O smog, uma combinação de fumaça e névoa, ocorre quando o tempo frio prende o ar estagnado sob uma camada de ar quente.
Ele pode agravar problemas respiratórios e cardiovasculares e causar irritação nos olhos.
A partir da década de 1930, as máscaras “anti-poluição” tornaram-se tão comuns no rosto quanto o Homburg (chapéu semi-formal de feltro de pele) ou cloche de feltro na cabeça.
Poluição do trânsito
Durante a Londres vitoriana, senhoras bem-educadas — especialistas em cobrir a pele e sempre ansiosas por qualquer coisa que pudesse ser um adorno intrincado que viesse em preto — começaram a prender véus em seus chapéus.
Embora usado durante o luto, o papel do véu não era exclusivamente fúnebre. Também ajudava a proteger o rosto de uma mulher do sol, da chuva e de poluentes, bem como da sujeira e da poeira transportadas pelo ar.
De acordo com pesquisas, a maior causa de poluição do ar nas grandes cidades agora é o tráfego. As emissões dos canos de descarga, incluindo óxidos de nitrogênio e minúsculas partículas de borracha e metal, são lançadas no ar.
Ciclistas usando máscaras antipoluição era uma cena comum em algumas cidades muito antes de o coronavírus obrigar todo mundo a usar cobertura facial. Os véus frágeis, como os usados pelas motoristas britânicas no início do século 20, não estavam mais à altura.
Gripe espanhola
Um surto de gripe no final da 1ª Guerra Mundial tornou-se uma pandemia global devastadora. Apelidada de gripe espanhola porque os primeiros casos foram registrados na Espanha, cerca de 50 milhões de pessoas morreram.
Acredita-se que a disseminação do vírus tenha sido intensificada pelos soldados que retornavam das trincheiras.

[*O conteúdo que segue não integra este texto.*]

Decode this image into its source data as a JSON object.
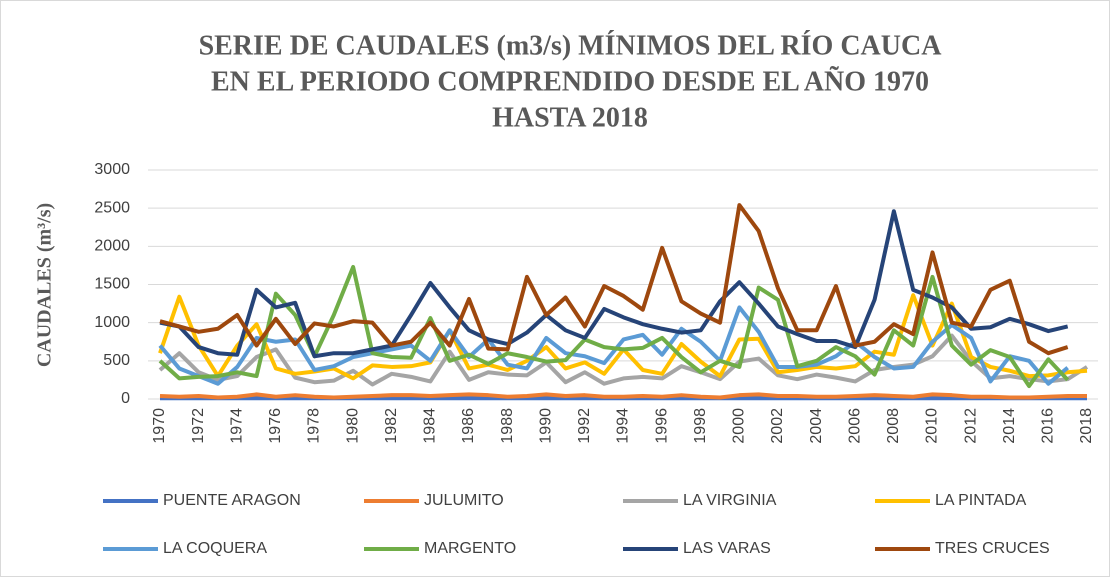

Espalhou-se das estações ferroviárias ao centro das cidades, depois aos subúrbios e ao campo.
As empresas de transporte tentaram impedir a propagação da infecção fazendo seus funcionários usarem coberturas faciais.

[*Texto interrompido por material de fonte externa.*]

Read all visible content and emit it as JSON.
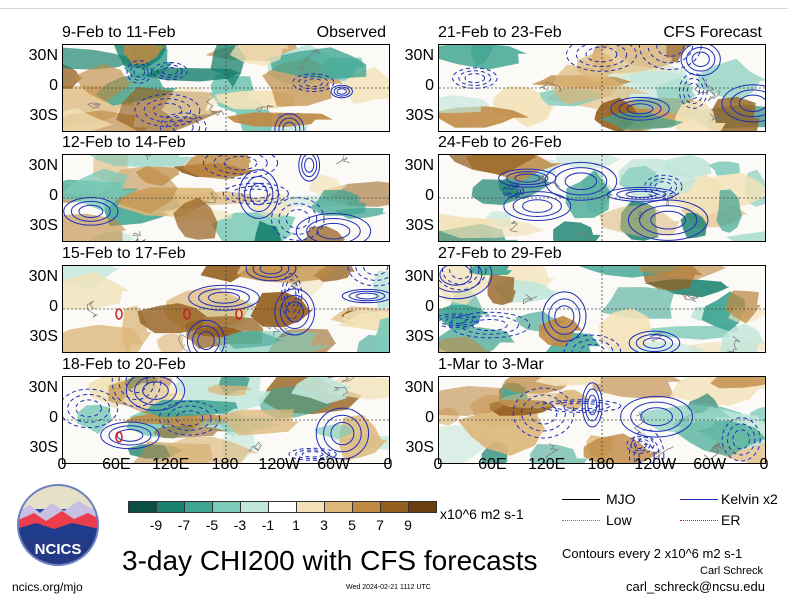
{
  "panels": [
    {
      "col": 0,
      "row": 0,
      "title": "9-Feb to 11-Feb",
      "tag": "Observed"
    },
    {
      "col": 1,
      "row": 0,
      "title": "21-Feb to 23-Feb",
      "tag": "CFS Forecast"
    },
    {
      "col": 0,
      "row": 1,
      "title": "12-Feb to 14-Feb",
      "tag": ""
    },
    {
      "col": 1,
      "row": 1,
      "title": "24-Feb to 26-Feb",
      "tag": ""
    },
    {
      "col": 0,
      "row": 2,
      "title": "15-Feb to 17-Feb",
      "tag": ""
    },
    {
      "col": 1,
      "row": 2,
      "title": "27-Feb to 29-Feb",
      "tag": ""
    },
    {
      "col": 0,
      "row": 3,
      "title": "18-Feb to 20-Feb",
      "tag": ""
    },
    {
      "col": 1,
      "row": 3,
      "title": "1-Mar to 3-Mar",
      "tag": ""
    }
  ],
  "lat_labels": [
    "30N",
    "0",
    "30S"
  ],
  "lon_labels": [
    "0",
    "60E",
    "120E",
    "180",
    "120W",
    "60W",
    "0"
  ],
  "colorbar": {
    "labels": [
      "-9",
      "-7",
      "-5",
      "-3",
      "-1",
      "1",
      "3",
      "5",
      "7",
      "9"
    ],
    "colors": [
      "#0a4f45",
      "#17806f",
      "#3fa592",
      "#7ccab8",
      "#c1e6da",
      "#ffffff",
      "#f3e2b9",
      "#ddb77a",
      "#bf8a44",
      "#95601f",
      "#6b3f0d"
    ],
    "unit": "x10^6 m2 s-1"
  },
  "legend": [
    {
      "label": "MJO",
      "color": "#000000",
      "style": "solid"
    },
    {
      "label": "Kelvin x2",
      "color": "#1f2fb8",
      "style": "solid"
    },
    {
      "label": "Low",
      "color": "#b04ad1",
      "style": "dotted"
    },
    {
      "label": "ER",
      "color": "#c81e1e",
      "style": "dotted"
    }
  ],
  "title": "3-day CHI200 with CFS forecasts",
  "contours_note": "Contours every 2 x10^6 m2 s-1",
  "author": "Carl Schreck",
  "email": "carl_schreck@ncsu.edu",
  "website": "ncics.org/mjo",
  "timestamp": "Wed 2024-02-21 1112 UTC",
  "logo_text": "NCICS",
  "chart_data": {
    "type": "heatmap",
    "title": "3-day CHI200 with CFS forecasts",
    "variable": "CHI200 anomaly",
    "units": "x10^6 m2 s-1",
    "colorbar_levels": [
      -9,
      -7,
      -5,
      -3,
      -1,
      1,
      3,
      5,
      7,
      9
    ],
    "x_ticks": [
      "0",
      "60E",
      "120E",
      "180",
      "120W",
      "60W",
      "0"
    ],
    "y_ticks": [
      "30N",
      "0",
      "30S"
    ],
    "panels": [
      "9-Feb to 11-Feb",
      "12-Feb to 14-Feb",
      "15-Feb to 17-Feb",
      "18-Feb to 20-Feb",
      "21-Feb to 23-Feb",
      "24-Feb to 26-Feb",
      "27-Feb to 29-Feb",
      "1-Mar to 3-Mar"
    ],
    "observed_panels": 4,
    "forecast_panels": 4,
    "contour_interval": 2,
    "overlays": [
      "MJO",
      "Kelvin x2",
      "Low",
      "ER"
    ]
  }
}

A publicação britânica Nursing Times de 1918 incluiu conselhos para conter a doença, com uma descrição de como as freiras da St Marylebone Infirmary, em Londres, ergueram divisórias desinfetadas entre cada cama e “cada enfermeira, médico, babá ou assistente” que entrasse no local tinha que usar uma máscara para se proteger.
As pessoas comuns também foram instadas a “usar uma máscara e salvar sua vida” — muitas as fizeram com gaze ou adicionaram gotas de desinfetante a engenhocas embaixo do nariz.
Gás
A ameaça de uma 2ª Guerra Mundial, 20 anos após o primeiro conflito global ter presenciado o uso de cloro e gás mostarda, fez com que o governo distribuísse máscaras de gás tanto para as pessoas comuns quanto para os militares.
As coberturas faciais se tornaram, assim, predominantes na maioria das áreas da vida em algumas cidades europeias.
Fama e privacidade
Outro tipo de máscara surgiu nos últimos tempos — uma que atende à necessidade de proteger o rosto do olhar fulgurante de fãs ávidos (e presumivelmente, inimigos).
São perfeitos para celebridades que querem chamar a atenção para si mesmas, ao mesmo tempo que mantêm a negação plausível de “Não quero ser reconhecido, é por isso que estou usando uma máscara perceptível”.
Ainda está para ser estabelecido como elas estão lidando com pessoas normais, não famosas, encobrindo seus rostos normais, não famosos, agora que esconder o rosto não consegue receber nem mesmo o mais breve dos olhares curiosos.